Le voyage vers Mars est de nouveau dans les agendas. Mais est-il pour autant réalisable ? Et souhaitable ? Il semblerait que la réponse soit positive, avec plusieurs nuances…

Pourquoi aller sur Mars ? « Parce qu’elle est là » pourrait être une réponse à cette question pour paraphraser l’alpiniste George Mallory auquel on demandait pourquoi aller sur l’Everest. Parce que depuis son berceau dans l’est-africain, jamais l’homo sapiens ne s’est refusé à une exploration si elle est possible.

Mais des critiques demeurent : trop cher, trop polluant… Contrairement à ce que l’on pense, elles ne sont pas nouvelles. Avant Apollo 11, qui devait permettre à l’humanité de poser le pied sur la Lune, jusqu’à 60% des Américains étaient hostiles au programme Apollo. Les militants des droits civiques reprochaient à la conquête spatiale d’être un domaine réservé aux blancs et la plupart des opposants pointaient son coût ou son utilisation détournée à des fins militaires. Rien de bien nouveau donc avec Mars.

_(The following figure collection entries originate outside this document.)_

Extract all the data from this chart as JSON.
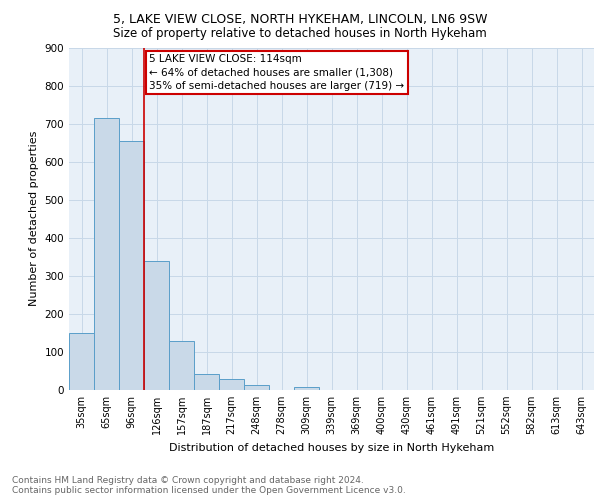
{
  "title1": "5, LAKE VIEW CLOSE, NORTH HYKEHAM, LINCOLN, LN6 9SW",
  "title2": "Size of property relative to detached houses in North Hykeham",
  "xlabel": "Distribution of detached houses by size in North Hykeham",
  "ylabel": "Number of detached properties",
  "footnote1": "Contains HM Land Registry data © Crown copyright and database right 2024.",
  "footnote2": "Contains public sector information licensed under the Open Government Licence v3.0.",
  "bin_labels": [
    "35sqm",
    "65sqm",
    "96sqm",
    "126sqm",
    "157sqm",
    "187sqm",
    "217sqm",
    "248sqm",
    "278sqm",
    "309sqm",
    "339sqm",
    "369sqm",
    "400sqm",
    "430sqm",
    "461sqm",
    "491sqm",
    "521sqm",
    "552sqm",
    "582sqm",
    "613sqm",
    "643sqm"
  ],
  "bar_heights": [
    150,
    715,
    655,
    340,
    130,
    42,
    30,
    12,
    0,
    8,
    0,
    0,
    0,
    0,
    0,
    0,
    0,
    0,
    0,
    0,
    0
  ],
  "bar_color": "#c9d9e8",
  "bar_edge_color": "#5a9ec9",
  "vline_color": "#cc0000",
  "vline_index": 2.5,
  "annotation_box_text": "5 LAKE VIEW CLOSE: 114sqm\n← 64% of detached houses are smaller (1,308)\n35% of semi-detached houses are larger (719) →",
  "annotation_box_color": "#cc0000",
  "annotation_box_bg": "#ffffff",
  "ylim": [
    0,
    900
  ],
  "yticks": [
    0,
    100,
    200,
    300,
    400,
    500,
    600,
    700,
    800,
    900
  ],
  "grid_color": "#c8d8e8",
  "bg_color": "#e8f0f8",
  "title1_fontsize": 9,
  "title2_fontsize": 8.5,
  "axis_fontsize": 8,
  "tick_fontsize": 7,
  "annotation_fontsize": 7.5,
  "footnote_fontsize": 6.5
}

Comprendre notre atmosphère

Mais l’intérêt scientifique pour Mars est énorme. Parce qu’elle est la presque jumelle de la Terre : certes, sa température moyenne tourne désormais autour de -60° et elle est un immense désert aride. Mais il y a 3,5 milliards d’années, elle présentait un climat doux et humide. Comprendre ce qui a pu se passer pour en arriver là pourrait nous aider à comprendre les dynamiques de notre propre atmosphère. Et éventuellement prévenir un tel désastre.

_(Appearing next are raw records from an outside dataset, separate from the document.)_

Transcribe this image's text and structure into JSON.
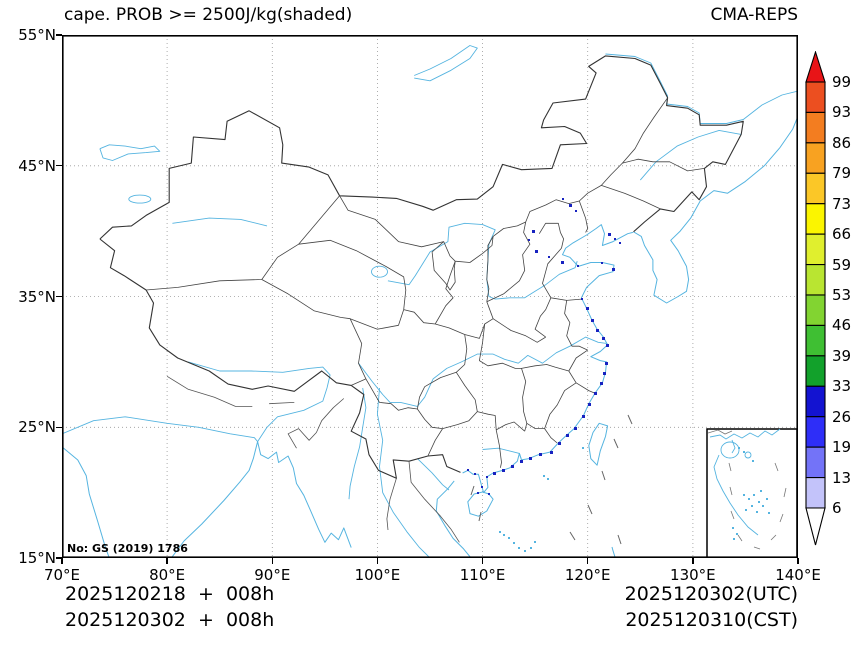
{
  "header": {
    "title": "cape. PROB >= 2500J/kg(shaded)",
    "source": "CMA-REPS"
  },
  "map": {
    "note": "No: GS (2019) 1786",
    "region": "China",
    "inset": "South China Sea"
  },
  "x_axis": {
    "labels": [
      "70°E",
      "80°E",
      "90°E",
      "100°E",
      "110°E",
      "120°E",
      "130°E",
      "140°E"
    ]
  },
  "y_axis": {
    "labels": [
      "55°N",
      "45°N",
      "35°N",
      "25°N",
      "15°N"
    ]
  },
  "colorbar": {
    "levels": [
      "99",
      "93",
      "86",
      "79",
      "73",
      "66",
      "59",
      "53",
      "46",
      "39",
      "33",
      "26",
      "19",
      "13",
      "6"
    ],
    "colors": [
      "#ec4f20",
      "#f37d20",
      "#f8a221",
      "#fbc727",
      "#fbf500",
      "#e0ef2e",
      "#b9e531",
      "#82d431",
      "#3fbf33",
      "#12a12b",
      "#1313d1",
      "#2e2ef8",
      "#7373f8",
      "#c3c3fa"
    ],
    "over_color": "#e81417",
    "under_color": "#ffffff"
  },
  "footer": {
    "init_line1": "2025120218  +  008h",
    "init_line2": "2025120302  +  008h",
    "valid_line1": "2025120302(UTC)",
    "valid_line2": "2025120310(CST)"
  },
  "style_colors": {
    "coast_river": "#55b4e0",
    "border": "#3c3c3c",
    "shading_low_prob": "#1722c0",
    "gridline": "#9a9a9a"
  }
}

Les dernières missions ont permis de confirmer qu’il reste de l’eau sous forme de vapeur d’eau et de glace. Entre 1,5 et 3% dans le sol et potentiellement, un océan liquide à plus de 11 km sous la surface. Car la pression atmosphérique de seulement 7 hectopascals (contre 300 sur Terre) interdit la présence d’eau liquide en surface. Mais malgré tout, l’équation est là : eau + carbone + énergie solaire égale une possibilité de vie telle que nous la connaissons. On a tiré un trait sur les petits hommes verts mais il a pu exister (ou peut-être existe-t-il encore) des formes de vie sous forme bactérienne. Là encore, comprendre comment se forme la vie est un enjeu passionnant.

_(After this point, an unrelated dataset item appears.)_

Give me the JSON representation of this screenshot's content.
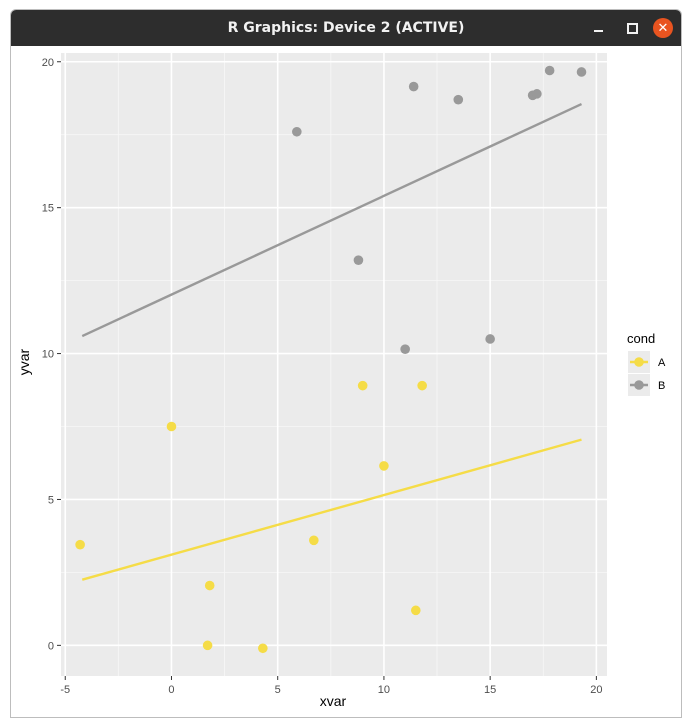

L’homme, mieux que les robots

L’utilité des missions habitées prend alors tout son sens. Car si les robots qui se sont posés ont pu analyser ce qu’ils ont trouvé sous leurs roues, un humain serait mieux à même de décider quelles sont les analyses et les prélèvements pertinents à effectuer. Les six missions lunaires qui se sont posées ont ainsi pu ramener 380 kg d’échantillons dont les analyses ont donné lieu à 12 000 publications.

Reste que les difficultés techniques à affronter pèsent sur les probabilités d’aller rapidement sur Mars. Car c’est autre chose qu’un voyage vers la Lune qui prend 3-4 jours et qui est réalisable avec un simple engin balistique. Pour Mars, il faudra 6 à 9 mois.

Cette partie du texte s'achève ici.